We received a total of 37 runs from 14 different teams for the task. When evaluated using the gold-standard annotations of the 50 articles, the highest TAP-k scores were 0.3297 (k=5), 0.3538 (k=10), and 0.3535 (k=20), respectively. Higher TAP-k scores of 0.4916 (k=5, 10, 20) were observed when evaluated using the inferred ground truth over the full test set. When combining team results using machine learning, the best composite system achieved TAP-k scores of 0.3707 (k=5), 0.4311 (k=10), and 0.4477 (k=20) on the gold standard, representing improvements of 12.4%, 21.8%, and 26.6% over the best team results, respectively.


By using full text and being species non-specific, the GN task in BioCreative III has moved closer to a real literature curation task than similar tasks in the past and presents additional challenges for the text mining community, as revealed in the overall team results.

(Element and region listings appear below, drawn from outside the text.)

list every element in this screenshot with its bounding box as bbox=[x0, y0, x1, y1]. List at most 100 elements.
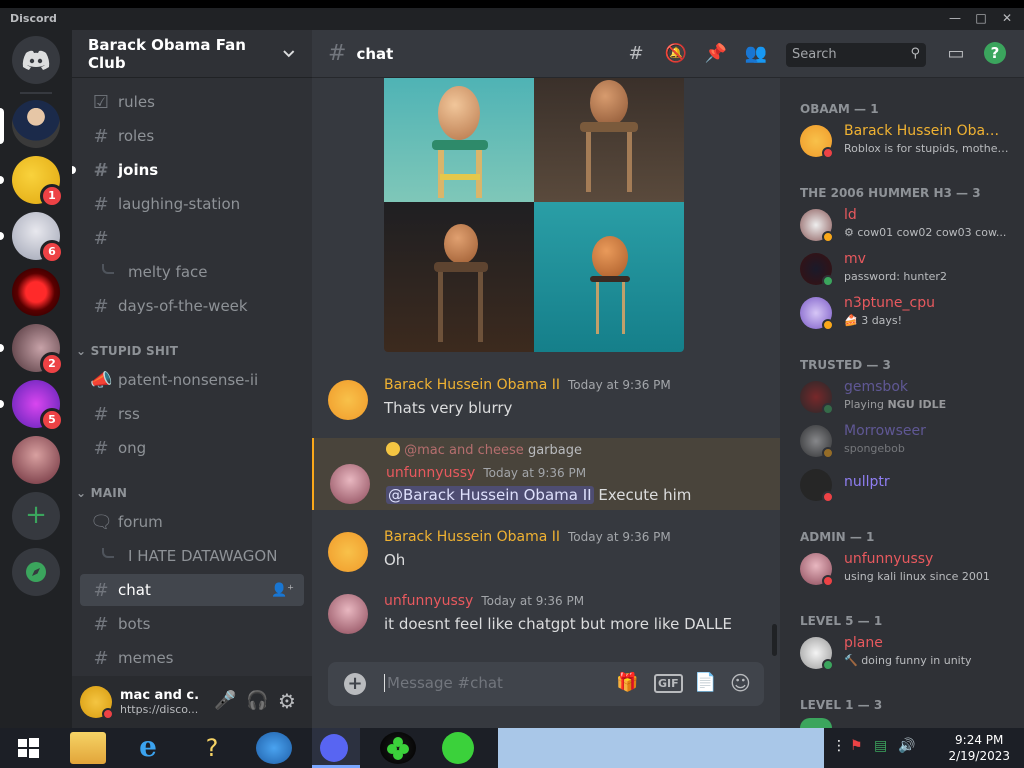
hash-icon: # bbox=[93, 403, 109, 425]
hash-icon: # bbox=[93, 159, 109, 181]
channel-chat[interactable]: # chat 👤⁺ bbox=[80, 574, 304, 606]
channel-bots[interactable]: # bots bbox=[80, 608, 304, 640]
reply-preview[interactable]: @mac and cheese garbage bbox=[386, 442, 582, 458]
internet-explorer-icon[interactable]: e bbox=[130, 732, 166, 764]
member-item[interactable]: n3ptune_cpu 🍰 3 days! bbox=[800, 292, 1016, 334]
member-item[interactable]: Morrowseer spongebob bbox=[800, 420, 1016, 462]
user-mention[interactable]: @Barack Hussein Obama II bbox=[386, 486, 594, 504]
generated-image-2[interactable] bbox=[534, 78, 684, 202]
channel-forum[interactable]: 🗨 forum bbox=[80, 506, 304, 538]
mute-mic-icon[interactable]: 🎤 bbox=[214, 690, 236, 711]
member-item[interactable]: ld ⚙ cow01 cow02 cow03 cow... bbox=[800, 204, 1016, 246]
message-author[interactable]: unfunnyussy Today at 9:36 PM bbox=[384, 593, 584, 609]
taskbar: e ? ⋮ ⚑ ▤ 🔊 9:24 PM 2/19/2023 bbox=[0, 728, 1024, 768]
image-attachment[interactable] bbox=[384, 78, 684, 352]
user-avatar[interactable] bbox=[80, 686, 114, 720]
category-main[interactable]: ⌄ MAIN bbox=[76, 486, 127, 500]
explore-servers-button[interactable] bbox=[12, 548, 60, 596]
generated-image-4[interactable] bbox=[534, 202, 684, 352]
message-timestamp: Today at 9:36 PM bbox=[568, 530, 671, 544]
member-item[interactable]: unfunnyussy using kali linux since 2001 bbox=[800, 548, 1016, 590]
member-item[interactable]: mv password: hunter2 bbox=[800, 248, 1016, 290]
home-button[interactable] bbox=[12, 36, 60, 84]
generated-image-3[interactable] bbox=[384, 202, 534, 352]
server-header[interactable]: Barack Obama Fan Club bbox=[72, 30, 312, 78]
guild-barack-obama-fan-club[interactable] bbox=[12, 100, 60, 148]
discord-taskbar-button[interactable] bbox=[312, 728, 360, 768]
message-composer[interactable]: + Message #chat 🎁 GIF 📄 ☺ bbox=[328, 662, 764, 706]
guild-icon[interactable]: 5 bbox=[12, 380, 64, 432]
member-list-icon[interactable]: 👥 bbox=[744, 42, 768, 66]
thread-melty-face[interactable]: melty face bbox=[80, 256, 304, 288]
channel-days-of-the-week[interactable]: # days-of-the-week bbox=[80, 290, 304, 322]
channel-unnamed[interactable]: # bbox=[80, 222, 304, 254]
member-item[interactable]: Barack Hussein Obam... Roblox is for stu… bbox=[800, 120, 1016, 162]
message-author[interactable]: unfunnyussy Today at 9:36 PM bbox=[386, 465, 586, 481]
member-list: OBAAM — 1 Barack Hussein Obam... Roblox … bbox=[780, 78, 1024, 728]
member-avatar[interactable] bbox=[800, 718, 832, 728]
file-explorer-icon[interactable] bbox=[70, 732, 106, 764]
avatar[interactable] bbox=[328, 594, 368, 634]
minimize-button[interactable]: — bbox=[946, 11, 964, 27]
pin-icon[interactable]: 📌 bbox=[704, 42, 728, 66]
avatar[interactable] bbox=[328, 532, 368, 572]
member-item[interactable]: gemsbok Playing NGU IDLE bbox=[800, 376, 1016, 418]
channel-joins[interactable]: # joins bbox=[80, 154, 304, 186]
avatar[interactable] bbox=[328, 380, 368, 420]
threads-icon[interactable]: # bbox=[624, 42, 648, 66]
guild-icon[interactable]: 1 bbox=[12, 156, 64, 208]
channel-laughing-station[interactable]: # laughing-station bbox=[80, 188, 304, 220]
message-author[interactable]: Barack Hussein Obama II Today at 9:36 PM bbox=[384, 377, 671, 393]
settings-gear-icon[interactable]: ⚙ bbox=[278, 689, 296, 713]
help-icon[interactable]: ? bbox=[984, 42, 1006, 64]
search-input[interactable]: Search ⚲ bbox=[786, 43, 926, 67]
message-timestamp: Today at 9:36 PM bbox=[568, 378, 671, 392]
green-clover-app-icon[interactable] bbox=[380, 732, 416, 764]
notification-bell-muted-icon[interactable]: 🔕 bbox=[664, 42, 688, 66]
channel-memes[interactable]: # memes bbox=[80, 642, 304, 674]
channel-rules[interactable]: ☑ rules bbox=[80, 86, 304, 118]
generated-image-1[interactable] bbox=[384, 78, 534, 202]
guild-sex[interactable] bbox=[12, 436, 60, 484]
start-button[interactable] bbox=[8, 732, 48, 764]
overflow-menu-icon[interactable]: ⋮ bbox=[832, 738, 846, 754]
network-icon[interactable]: ▤ bbox=[874, 738, 887, 754]
invite-member-icon[interactable]: 👤⁺ bbox=[271, 583, 294, 598]
system-clock[interactable]: 9:24 PM 2/19/2023 bbox=[948, 732, 1010, 764]
notes-app-icon[interactable] bbox=[442, 732, 474, 764]
channel-rss[interactable]: # rss bbox=[80, 398, 304, 430]
guild-icon[interactable]: 6 bbox=[12, 212, 64, 264]
sticker-icon[interactable]: 📄 bbox=[694, 672, 716, 693]
mention-badge: 5 bbox=[40, 408, 64, 432]
hash-icon: # bbox=[93, 613, 109, 635]
dnd-status-icon bbox=[102, 708, 114, 720]
channel-patent-nonsense-ii[interactable]: 📣 patent-nonsense-ii bbox=[80, 364, 304, 396]
user-status: https://disco... bbox=[120, 703, 199, 716]
inbox-icon[interactable]: ▭ bbox=[944, 42, 968, 66]
message-input[interactable]: Message #chat bbox=[384, 674, 503, 692]
channel-ong[interactable]: # ong bbox=[80, 432, 304, 464]
scrollbar[interactable] bbox=[772, 624, 777, 656]
maximize-button[interactable]: □ bbox=[972, 11, 990, 27]
avatar[interactable] bbox=[330, 464, 370, 504]
category-stupid-shit[interactable]: ⌄ STUPID SHIT bbox=[76, 344, 178, 358]
close-button[interactable]: ✕ bbox=[998, 11, 1016, 27]
gift-icon[interactable]: 🎁 bbox=[616, 672, 638, 693]
thread-i-hate-datawagon[interactable]: I HATE DATAWAGON bbox=[80, 540, 304, 572]
headphones-icon[interactable]: 🎧 bbox=[246, 690, 268, 711]
action-center-flag-icon[interactable]: ⚑ bbox=[850, 738, 863, 754]
volume-icon[interactable]: 🔊 bbox=[898, 738, 915, 754]
guild-icon[interactable] bbox=[12, 268, 60, 316]
taskbar-window-preview[interactable] bbox=[498, 728, 824, 768]
member-item[interactable]: plane 🔨 doing funny in unity bbox=[800, 632, 1016, 674]
member-item[interactable]: nullptr bbox=[800, 464, 1016, 506]
help-document-icon[interactable]: ? bbox=[194, 732, 230, 764]
fish-app-icon[interactable] bbox=[256, 732, 292, 764]
add-server-button[interactable]: + bbox=[12, 492, 60, 540]
gif-button[interactable]: GIF bbox=[654, 674, 683, 693]
message-author[interactable]: Barack Hussein Obama II Today at 9:36 PM bbox=[384, 529, 671, 545]
emoji-icon[interactable]: ☺ bbox=[730, 671, 751, 695]
upload-plus-icon[interactable]: + bbox=[344, 673, 366, 695]
channel-roles[interactable]: # roles bbox=[80, 120, 304, 152]
guild-icon[interactable]: 2 bbox=[12, 324, 64, 376]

By evaluating teams using the gold standard, we show that the EM algorithm allows team submissions to be differentiated while keeping the manual annotation effort feasible. Using the inferred ground truth we show measures of comparative performance between teams. Finally, by comparing team rankings on gold standard vs. inferred ground truth, we further demonstrate that the inferred ground truth is as effective as the gold standard for detecting good team performance.